Artificial Wombs, self-contained synthetic structures that replicate the best of a real woman's uterus, will surely soon be available in the mass market, as technology progresses in its relentlessly life-improving way.
The demand for such a thing is clearly, tentatively, huge. Offering a safer, healthier, more affordable and liberating way of having a child, only those most conservative, traditional, or desperately poor will choose the conventional organic method.
Scientists are already working on artificial womb projects and finding some niggling difficulties in doing so.

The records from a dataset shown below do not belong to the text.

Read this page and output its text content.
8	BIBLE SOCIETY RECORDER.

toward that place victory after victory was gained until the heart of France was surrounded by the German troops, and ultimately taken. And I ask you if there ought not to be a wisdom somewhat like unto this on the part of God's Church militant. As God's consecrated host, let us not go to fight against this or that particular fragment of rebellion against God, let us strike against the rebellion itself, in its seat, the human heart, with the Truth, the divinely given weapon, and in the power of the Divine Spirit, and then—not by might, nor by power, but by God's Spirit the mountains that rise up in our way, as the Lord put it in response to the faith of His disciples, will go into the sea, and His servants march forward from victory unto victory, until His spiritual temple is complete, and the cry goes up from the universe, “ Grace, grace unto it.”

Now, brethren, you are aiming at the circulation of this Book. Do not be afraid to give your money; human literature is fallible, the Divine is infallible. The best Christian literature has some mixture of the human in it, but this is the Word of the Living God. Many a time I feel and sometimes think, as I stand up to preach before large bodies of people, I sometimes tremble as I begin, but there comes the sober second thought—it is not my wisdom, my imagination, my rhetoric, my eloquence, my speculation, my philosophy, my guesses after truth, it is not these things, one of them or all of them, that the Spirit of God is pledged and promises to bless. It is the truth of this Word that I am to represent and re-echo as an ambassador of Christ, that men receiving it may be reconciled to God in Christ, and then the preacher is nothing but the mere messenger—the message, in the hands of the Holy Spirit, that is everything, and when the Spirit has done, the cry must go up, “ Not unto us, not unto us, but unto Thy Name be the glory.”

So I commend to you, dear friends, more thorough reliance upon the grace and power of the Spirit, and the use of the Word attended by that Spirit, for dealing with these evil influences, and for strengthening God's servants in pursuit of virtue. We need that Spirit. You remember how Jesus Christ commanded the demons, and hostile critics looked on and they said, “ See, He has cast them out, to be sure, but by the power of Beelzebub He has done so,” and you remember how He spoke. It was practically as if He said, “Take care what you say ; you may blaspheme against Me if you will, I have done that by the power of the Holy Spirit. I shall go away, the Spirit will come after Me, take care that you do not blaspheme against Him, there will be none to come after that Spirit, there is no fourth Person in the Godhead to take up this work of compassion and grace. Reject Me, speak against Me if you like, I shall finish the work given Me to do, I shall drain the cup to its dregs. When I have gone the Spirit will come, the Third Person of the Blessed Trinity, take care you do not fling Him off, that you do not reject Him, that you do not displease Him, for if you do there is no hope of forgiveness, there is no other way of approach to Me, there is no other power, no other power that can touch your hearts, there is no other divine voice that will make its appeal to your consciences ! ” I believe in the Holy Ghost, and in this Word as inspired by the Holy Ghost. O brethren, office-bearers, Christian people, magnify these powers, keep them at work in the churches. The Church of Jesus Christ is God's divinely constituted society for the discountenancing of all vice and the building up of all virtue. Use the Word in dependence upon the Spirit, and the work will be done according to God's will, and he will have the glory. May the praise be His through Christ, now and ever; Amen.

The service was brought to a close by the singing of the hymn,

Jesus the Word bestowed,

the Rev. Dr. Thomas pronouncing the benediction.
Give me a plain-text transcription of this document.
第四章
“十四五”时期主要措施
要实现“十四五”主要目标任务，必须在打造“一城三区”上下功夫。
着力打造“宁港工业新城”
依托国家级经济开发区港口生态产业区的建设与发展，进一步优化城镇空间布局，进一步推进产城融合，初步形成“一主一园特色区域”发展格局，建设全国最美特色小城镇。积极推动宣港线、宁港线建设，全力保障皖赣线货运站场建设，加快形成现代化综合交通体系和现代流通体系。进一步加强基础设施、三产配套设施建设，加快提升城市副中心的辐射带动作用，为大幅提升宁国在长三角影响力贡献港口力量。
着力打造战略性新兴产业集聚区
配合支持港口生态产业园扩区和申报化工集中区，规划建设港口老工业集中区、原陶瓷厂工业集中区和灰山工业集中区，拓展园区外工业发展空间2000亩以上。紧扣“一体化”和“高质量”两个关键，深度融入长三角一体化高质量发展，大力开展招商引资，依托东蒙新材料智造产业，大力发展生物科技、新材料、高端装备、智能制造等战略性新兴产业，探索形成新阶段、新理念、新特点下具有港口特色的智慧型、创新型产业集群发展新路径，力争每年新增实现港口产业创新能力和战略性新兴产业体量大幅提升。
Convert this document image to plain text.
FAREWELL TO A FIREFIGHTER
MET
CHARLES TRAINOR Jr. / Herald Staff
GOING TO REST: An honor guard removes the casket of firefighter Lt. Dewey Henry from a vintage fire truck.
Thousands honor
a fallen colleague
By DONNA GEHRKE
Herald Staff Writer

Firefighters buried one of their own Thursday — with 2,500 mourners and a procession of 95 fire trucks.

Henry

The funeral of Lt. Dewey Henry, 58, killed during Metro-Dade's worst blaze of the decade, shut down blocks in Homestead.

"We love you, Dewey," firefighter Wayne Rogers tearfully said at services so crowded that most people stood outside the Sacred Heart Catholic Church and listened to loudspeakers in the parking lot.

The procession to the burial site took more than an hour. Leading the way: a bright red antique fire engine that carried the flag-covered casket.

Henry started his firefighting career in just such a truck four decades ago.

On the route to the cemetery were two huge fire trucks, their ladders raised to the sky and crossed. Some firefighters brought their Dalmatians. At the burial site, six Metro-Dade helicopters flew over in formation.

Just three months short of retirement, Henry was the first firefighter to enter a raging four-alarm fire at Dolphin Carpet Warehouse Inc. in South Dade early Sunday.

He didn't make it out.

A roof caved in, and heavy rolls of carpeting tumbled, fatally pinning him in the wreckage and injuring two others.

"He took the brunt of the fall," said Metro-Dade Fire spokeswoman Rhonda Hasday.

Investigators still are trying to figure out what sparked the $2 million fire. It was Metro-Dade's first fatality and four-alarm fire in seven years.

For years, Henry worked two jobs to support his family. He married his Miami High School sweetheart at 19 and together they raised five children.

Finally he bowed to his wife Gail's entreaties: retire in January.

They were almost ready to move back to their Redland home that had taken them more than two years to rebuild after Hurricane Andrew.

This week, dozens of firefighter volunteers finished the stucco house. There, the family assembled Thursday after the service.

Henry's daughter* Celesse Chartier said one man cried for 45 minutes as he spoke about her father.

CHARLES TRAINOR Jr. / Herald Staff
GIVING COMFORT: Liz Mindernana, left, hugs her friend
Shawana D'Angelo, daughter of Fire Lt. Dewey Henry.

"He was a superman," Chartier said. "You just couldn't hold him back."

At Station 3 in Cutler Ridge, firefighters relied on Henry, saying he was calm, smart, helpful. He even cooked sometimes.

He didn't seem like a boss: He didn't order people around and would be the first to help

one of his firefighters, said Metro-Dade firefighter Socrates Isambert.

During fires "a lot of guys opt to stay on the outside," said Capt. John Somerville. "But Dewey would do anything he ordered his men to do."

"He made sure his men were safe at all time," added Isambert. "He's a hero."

As for clarifying my listed benefits of such a technology, an artificial womb would present a safer option, as it would be of a mechanical design in common with life-support systems that are most probably less susceptible to failure than human bodies, including healthy mothers. Further more, these devices would be static, as opposed to climbing stairs, walking streets and driving cars.
An artificial womb would be a healthier womb. This holds for the same reasons technology is employed in the production of the vegetables and fruits we eat. Hydroponics set-ups administer carefully, optimally controlled doses of nutrient to plants roots, while allowing for maximum air flow, and minimal disturbance from soil-based pests. I do not mean to suggest an infant child and a tomato plant are one and the same, but there are in fact parallels to be drawn.
As for more affordable, please do the following maths; Pregnant women experience a significantly reduced capacity to work. Women expecting children the artificial way will have the flexibility to work for longer, if they wish. And so they will be more liberated, able to walk, fly and live more comfortably, also free of any possible concern that they might not recognise their own bodies, during and after pregnancy.